Ingrédients de la méthodologie d’estimation des dommages sismiques
Evaluer le risque sismique est une très large problématique qui fait appel à plusieurs domaines techniques et scientifiques, s’intéressant d’une part à caractériser et prédire le niveau de l’aléa sismique et également à ses effets sur les différentes infrastructures, l’environnement et les sociétés humaines. Dans le présent chapitre destiné aux ingrédients de la méthodologie d’estimation des dommages sismiques en milieu urbain, nous élaborons une synthèse visant à rappeler des définitions et des notions utiles pour appréhender le concept de risque en général et le risque sismique en particulier et ces composants. Une description du phénomène sismique, ainsi que les approches utilisées pour l’évaluation de ce risque sismique est faite, avec .la présentation des principaux modèles d’estimation de dommages sismiques (MEDS). Dans ce chapitre, nous décrivons d’une part les différentes approches déterministes et probabilistes d’estimation de l’aléa sismique, telle que la méthode probabiliste de Cornell-McGuire, ainsi que les principes de l’évaluation l’aléa sismique et les notions d’aléa régional et d’aléa local.
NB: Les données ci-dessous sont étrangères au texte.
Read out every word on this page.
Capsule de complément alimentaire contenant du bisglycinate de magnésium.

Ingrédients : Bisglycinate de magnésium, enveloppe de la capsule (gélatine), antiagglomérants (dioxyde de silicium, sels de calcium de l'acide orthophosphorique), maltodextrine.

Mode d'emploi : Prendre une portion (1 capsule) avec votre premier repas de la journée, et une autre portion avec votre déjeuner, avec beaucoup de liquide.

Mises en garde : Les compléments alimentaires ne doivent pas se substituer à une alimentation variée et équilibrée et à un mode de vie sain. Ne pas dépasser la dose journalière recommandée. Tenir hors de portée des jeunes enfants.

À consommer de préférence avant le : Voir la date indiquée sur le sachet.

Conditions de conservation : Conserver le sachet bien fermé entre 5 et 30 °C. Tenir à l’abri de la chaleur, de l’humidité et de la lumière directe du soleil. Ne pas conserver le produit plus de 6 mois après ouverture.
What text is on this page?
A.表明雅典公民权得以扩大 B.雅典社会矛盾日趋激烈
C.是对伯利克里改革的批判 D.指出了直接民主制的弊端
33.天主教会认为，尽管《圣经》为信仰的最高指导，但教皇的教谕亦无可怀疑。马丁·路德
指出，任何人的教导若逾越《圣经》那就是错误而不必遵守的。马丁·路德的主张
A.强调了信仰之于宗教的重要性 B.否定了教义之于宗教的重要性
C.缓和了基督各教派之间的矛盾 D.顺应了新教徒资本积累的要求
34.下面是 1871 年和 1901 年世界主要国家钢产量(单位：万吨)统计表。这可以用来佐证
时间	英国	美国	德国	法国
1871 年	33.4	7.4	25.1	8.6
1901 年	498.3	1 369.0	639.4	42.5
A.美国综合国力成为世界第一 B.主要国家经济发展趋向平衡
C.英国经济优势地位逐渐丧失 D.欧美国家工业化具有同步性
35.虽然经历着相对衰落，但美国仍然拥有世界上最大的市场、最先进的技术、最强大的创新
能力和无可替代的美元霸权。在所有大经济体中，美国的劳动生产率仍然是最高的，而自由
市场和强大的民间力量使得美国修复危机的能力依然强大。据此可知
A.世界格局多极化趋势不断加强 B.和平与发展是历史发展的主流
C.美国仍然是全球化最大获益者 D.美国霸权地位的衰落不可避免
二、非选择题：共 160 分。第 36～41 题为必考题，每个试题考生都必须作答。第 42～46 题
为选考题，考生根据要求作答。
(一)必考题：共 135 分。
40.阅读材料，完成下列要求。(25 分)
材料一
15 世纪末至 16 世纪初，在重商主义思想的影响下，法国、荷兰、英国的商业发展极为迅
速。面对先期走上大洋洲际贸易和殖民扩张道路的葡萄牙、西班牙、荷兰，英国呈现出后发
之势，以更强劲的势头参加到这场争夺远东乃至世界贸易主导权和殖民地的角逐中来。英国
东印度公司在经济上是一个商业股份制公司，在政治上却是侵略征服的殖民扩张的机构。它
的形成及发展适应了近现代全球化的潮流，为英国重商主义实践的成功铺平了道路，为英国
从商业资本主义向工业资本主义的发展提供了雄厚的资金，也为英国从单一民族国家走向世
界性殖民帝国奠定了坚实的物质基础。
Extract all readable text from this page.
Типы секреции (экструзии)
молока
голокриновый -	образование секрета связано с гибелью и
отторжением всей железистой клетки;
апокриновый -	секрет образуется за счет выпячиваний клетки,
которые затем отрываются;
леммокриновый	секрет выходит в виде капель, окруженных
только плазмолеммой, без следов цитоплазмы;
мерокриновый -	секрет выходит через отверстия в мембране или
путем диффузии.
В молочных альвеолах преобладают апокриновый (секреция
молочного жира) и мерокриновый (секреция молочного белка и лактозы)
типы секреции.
D’autre part nous nous intéressons à la vulnérabilité, qui caractérise d’une manière générale la fragilité des éléments exposés à un phénomène naturel. L’évaluation de la vulnérabilité des constructions existantes, dans le cas du risque sismique est le deuxième élément constituant l’évaluation de ce risque. Le bâti existant au niveau des agglomérations urbaines, présente souvent des hétérogénéités qui sont dues à des époques de construction différentes et à des techniques et des matériaux différents et évoluant et à des considérations architecturales spécifiques aux villes, ce qui rend bien difficile l’évaluation de la vulnérabilité sismiques du bâti existant à l’échelle urbaine. Une meilleure estimation des pertes et des conséquences économiques consécutives aux tremblements de terre est conditionnée par la qualité de l’évaluation de cette vulnérabilité, qui constitue une étape principale de l’estimation du risque sismique. En fin de ce chapitre nous décrivons les différentes méthodes d’évaluation la vulnérabilité sismique des bâtiments.
Notion de risque
Comme rapporté par Carreño (Carreño et al., 2007), un grand nombre des approches conceptuelles du risque ont pour origine les études sur les risques technologiques et certaines d’entre elles ont été extrapolées au domaine des risques dus aux catastrophes naturelles. Les premières recherches spécialisées sur les catastrophes naturelles ont débuté au début des années 1960 sur la base des contributions du point de vue de l’écologie et de la géographie et de la sociologie. Des géographes et physiciens entre 1971 et 1988 ont concentré leurs recherches sur les risques tant naturels que nucléaires, des efforts ont été consacrés entre 1988 et 1994 pour expliquer la réponse sociale aux catastrophes à la suite d’analogies avec la réponse en cas d’attaque nucléaire. Le point de vue du génie civil, qui nous intéresse dans cette thèse, a été intégré dans les développements réalisés dans le domaine de risque physique. Ainsi, à partir des travaux sur l’évaluation des dommages de Whitman (1973), certaines méthodologies consacrées à l’évaluation des risques sismiques physiques ont été mises au point dans le monde entier. Plus tard, ce processus a abouti à une vision plus intégrée du risque sismique, incorporant d’autres aspects (Coburn et Spence, 0992) jusqu’à atteindre la méthodologie largement répandue Hazus (0999), désormais disponible pour l’évaluation des risques multiples.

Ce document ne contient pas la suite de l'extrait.